Ведя гостя по просторным, но грязным улицам квартала Ферьеру, Мишель украдкой его разглядывал. Главный медик короля Генриха Второго Жан Фернель был на вид лет шестидесяти, худ и носат. Кроме длинного носа и роскошного платья, которое он носил, ничто в нем не выдавало личности экстраординарной. Серые глаза под низким лбом отливали молочным блеском, руки с длинными пальцами постоянно дрожали. Те, кто был с ним хорошо знаком, знали, что причина этой дрожи крылась не столько в возрасте или болезни, сколько в сжигавшем его внутреннем огне, не нашедшем себе другого выхода в смысле физическом, но породившем блистательный талант.
Мишель читал его великолепную работу «De abditis rerum causis», в которой естественная магия объяснялась с таким знанием, что автору могли бы позавидовать и Корнелий Агриппа, и Парацельс. Когда Фернель утром появился у него на пороге как простой клиент, Мишель был так поражен, что выронил вазочку с вареньем.
Услышав шум, приближающийся со стороны улицы Бург-Неф и центральной церкви квартала, Мишель нахмурился.

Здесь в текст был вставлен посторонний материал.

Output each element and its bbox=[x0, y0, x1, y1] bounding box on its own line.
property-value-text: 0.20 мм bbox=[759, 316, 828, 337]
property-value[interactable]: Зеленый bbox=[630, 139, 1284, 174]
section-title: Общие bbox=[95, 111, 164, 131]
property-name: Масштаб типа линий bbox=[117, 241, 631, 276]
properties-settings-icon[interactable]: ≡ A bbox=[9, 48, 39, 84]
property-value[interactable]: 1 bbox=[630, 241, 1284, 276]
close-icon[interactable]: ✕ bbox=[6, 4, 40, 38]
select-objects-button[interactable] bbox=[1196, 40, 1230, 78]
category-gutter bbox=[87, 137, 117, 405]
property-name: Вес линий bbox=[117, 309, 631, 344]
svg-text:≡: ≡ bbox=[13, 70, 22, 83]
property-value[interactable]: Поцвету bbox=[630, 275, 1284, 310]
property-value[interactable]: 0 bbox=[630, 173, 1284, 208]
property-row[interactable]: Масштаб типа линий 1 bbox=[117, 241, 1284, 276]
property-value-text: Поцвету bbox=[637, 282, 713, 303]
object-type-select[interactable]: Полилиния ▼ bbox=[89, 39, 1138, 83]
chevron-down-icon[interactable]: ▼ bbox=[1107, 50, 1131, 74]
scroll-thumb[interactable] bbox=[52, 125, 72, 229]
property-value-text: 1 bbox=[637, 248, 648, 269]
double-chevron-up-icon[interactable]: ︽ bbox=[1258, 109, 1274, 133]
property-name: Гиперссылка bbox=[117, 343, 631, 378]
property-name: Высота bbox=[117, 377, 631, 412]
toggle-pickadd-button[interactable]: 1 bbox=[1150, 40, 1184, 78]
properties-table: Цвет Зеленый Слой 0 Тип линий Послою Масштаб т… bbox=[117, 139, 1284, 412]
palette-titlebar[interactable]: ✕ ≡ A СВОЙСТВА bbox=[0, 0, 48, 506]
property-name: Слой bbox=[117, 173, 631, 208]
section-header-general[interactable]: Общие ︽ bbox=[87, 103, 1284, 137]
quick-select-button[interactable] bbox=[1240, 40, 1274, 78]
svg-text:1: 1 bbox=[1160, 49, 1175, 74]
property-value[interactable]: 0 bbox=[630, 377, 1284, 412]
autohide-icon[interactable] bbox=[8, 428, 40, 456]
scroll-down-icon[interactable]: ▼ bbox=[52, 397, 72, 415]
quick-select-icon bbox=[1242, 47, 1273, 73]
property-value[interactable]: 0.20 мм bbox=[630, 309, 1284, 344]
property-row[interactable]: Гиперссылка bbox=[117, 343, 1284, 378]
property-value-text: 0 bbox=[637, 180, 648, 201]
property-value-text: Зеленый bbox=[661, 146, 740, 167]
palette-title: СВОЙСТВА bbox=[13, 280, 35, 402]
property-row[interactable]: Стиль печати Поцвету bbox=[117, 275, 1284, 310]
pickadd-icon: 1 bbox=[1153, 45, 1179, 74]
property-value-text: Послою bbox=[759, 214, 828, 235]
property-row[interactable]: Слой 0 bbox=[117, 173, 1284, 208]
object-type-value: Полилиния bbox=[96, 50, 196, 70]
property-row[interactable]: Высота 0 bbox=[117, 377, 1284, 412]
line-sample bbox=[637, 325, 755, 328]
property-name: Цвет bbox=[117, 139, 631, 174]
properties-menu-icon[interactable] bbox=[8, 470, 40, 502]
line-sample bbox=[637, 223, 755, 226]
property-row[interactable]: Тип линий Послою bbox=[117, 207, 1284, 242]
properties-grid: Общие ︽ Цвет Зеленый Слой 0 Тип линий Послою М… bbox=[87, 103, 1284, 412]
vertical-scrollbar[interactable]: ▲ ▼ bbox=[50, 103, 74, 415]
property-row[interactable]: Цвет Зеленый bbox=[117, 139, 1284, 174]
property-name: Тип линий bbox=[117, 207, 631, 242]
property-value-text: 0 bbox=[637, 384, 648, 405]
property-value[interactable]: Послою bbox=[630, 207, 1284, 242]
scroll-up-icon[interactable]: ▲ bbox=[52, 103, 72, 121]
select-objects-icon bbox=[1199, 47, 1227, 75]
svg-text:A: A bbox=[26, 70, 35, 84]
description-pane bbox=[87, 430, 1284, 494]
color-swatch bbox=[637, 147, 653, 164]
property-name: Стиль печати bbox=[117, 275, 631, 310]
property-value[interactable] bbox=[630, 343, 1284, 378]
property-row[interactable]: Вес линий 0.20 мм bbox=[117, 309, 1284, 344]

— Лучше нам пойти другой дорогой, господин Фернель.
— Почему? Что случилось?
— Сегодня шестое июня, день причащения Святых Даров.
— Я знаю. В прежние времена его праздновали повсюду. А здесь его празднуют?
— И не только здесь. Несколько дней назад король распорядился возобновить ежегодный праздник во всей Франции. Причина очевидна: Генрих хочет бросить вызов гугенотам, которые отрицают присутствие тела Христова в обряде причастия.
Фернель кивнул.
— Его величество слишком поддался влиянию Гизов. Он не замечает, что подобные меры могут спровоцировать гражданскую войну.
— Именно так. Мне бы не хотелось присутствовать при процессии, которая приближается. Впрочем, уже поздно…
На улицу, по которой они шли, со стороны церкви Сен Мишель хлынула громко кричащая толпа. Несмотря на то что впереди шел священник с ковчегом, толпа мало походила на религиозное шествие. Все отребье салонского общества причудливо перемешалось в ней со знатью, едва стоящие на ногах пьянчужки шли бок о бок с благочестивыми матронами в шалях, с молитвенниками в руках. Кто-то кричал: «Да здравствует праздник Святых Даров!», кто-то распевал церковные гимны, но во всей этой разноголосице явно превалировали выпады против Кальвина, Лютера и гугенотов. В толпе выделялась группа совершенно обезумевших людей, которая пинками гнала перед собой голого по пояс молодого кузнеца, видимо, заподозренного в ереси. Он был весь в крови и закрывал лицо руками, чтобы хоть как-то защититься от побоев, и все время падал, но его силой поднимали на ноги.